Alterra manages eight power plants totalling 825 MW of hydro, wind, geothermal and solar generation capacity in Canada, the US and Iceland. Alterra owns a 363 MW share of this capacity, generating more than 1,500 GWh of clean power annually.
Under the agreement, an additional tranche of US$21.1 million was added to the existing facility the company holds with AMP Capital. The proceeds have been used to partially fund Alterra’s equity contribution to the Flat Top Wind project, which is a 200 MW wind project in central Texas.
AMP Capital’s infrastructure debt strategy has now loaned a total amount equivalent to US$93 million to Alterra, secured against Alterra’s interest in a 264 MW portfolio of renewable energy projects, comprising two run-of-river hydro facilities (Toba Montrose, Jimmie Creek) and a wind farm (Dokie 1) in British Columbia, and now Flat Top.

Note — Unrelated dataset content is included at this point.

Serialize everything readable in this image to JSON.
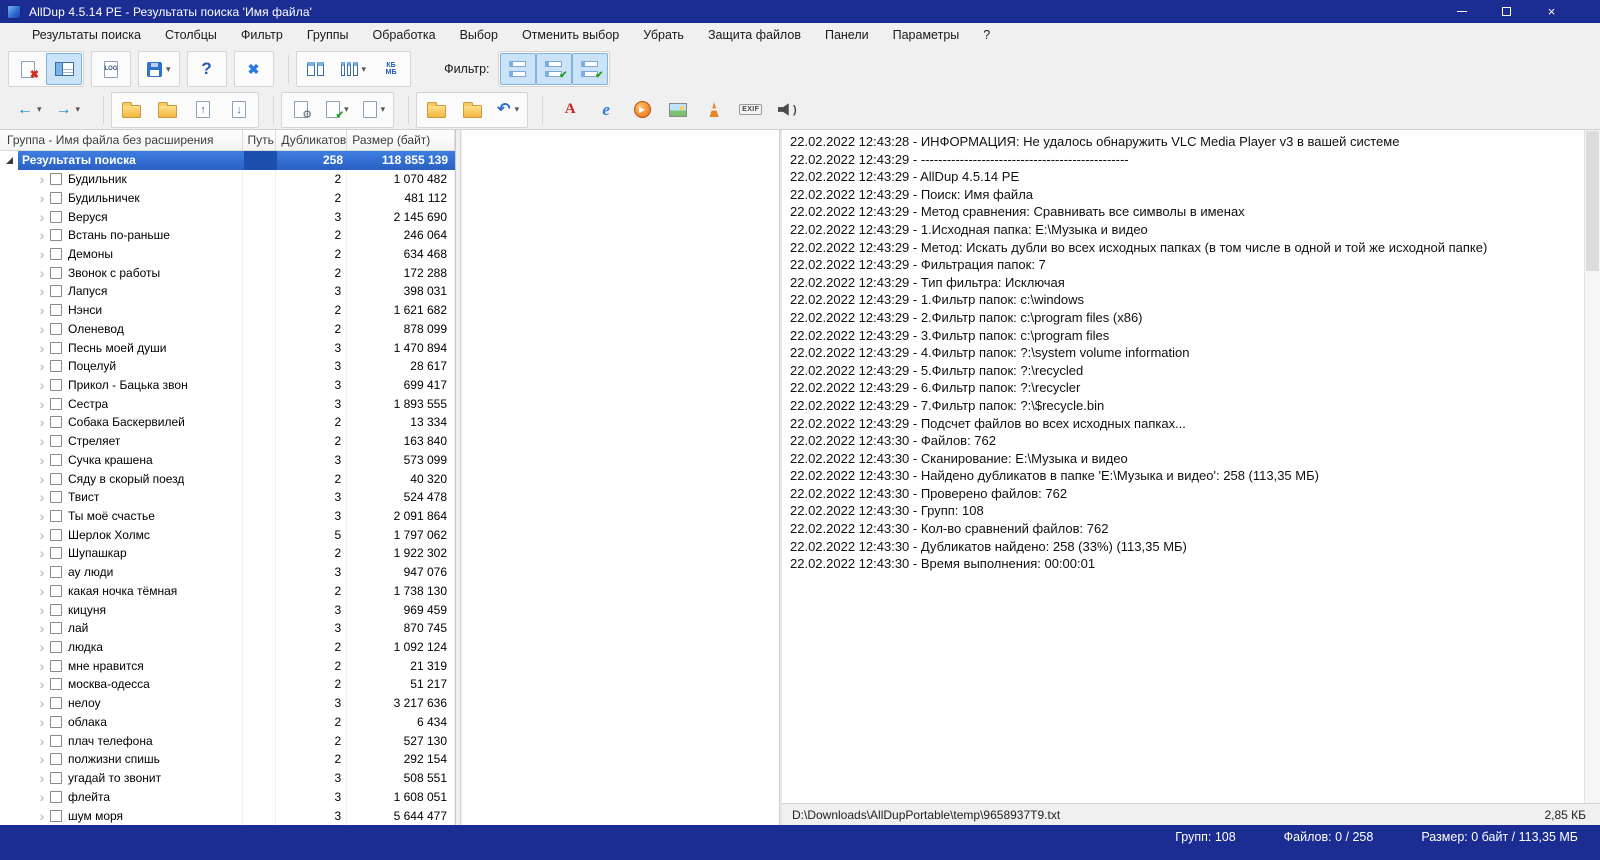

AMP Capital US Infrastructure Debt Director Spencer Ivey added: “We are pleased to have strengthened our relationship with Alterra with this investment. Our investors will benefit from increased exposure to a core infrastructure asset that has high barriers to entry, long-term contracted revenue streams, geographic and technology diversity, and an experienced management team with a proven track record. It is an excellent addition to our already-strong portfolio.
“Renewable energy is a key investment theme for AMP Capital’s infrastructure debt strategy and we are seeing a strong pipeline of opportunities in the US, Australia and Europe. This pipeline is matched by ever-increasing interest in infrastructure debt as an asset class from global investors, particularly pension plans and insurance companies.”
AMP Capital’s Infrastructure Debt team has 13 investment professionals located in London, New York and Sydney. The team has invested more than US$3 billion in 58 infrastructure debt assets since 2001.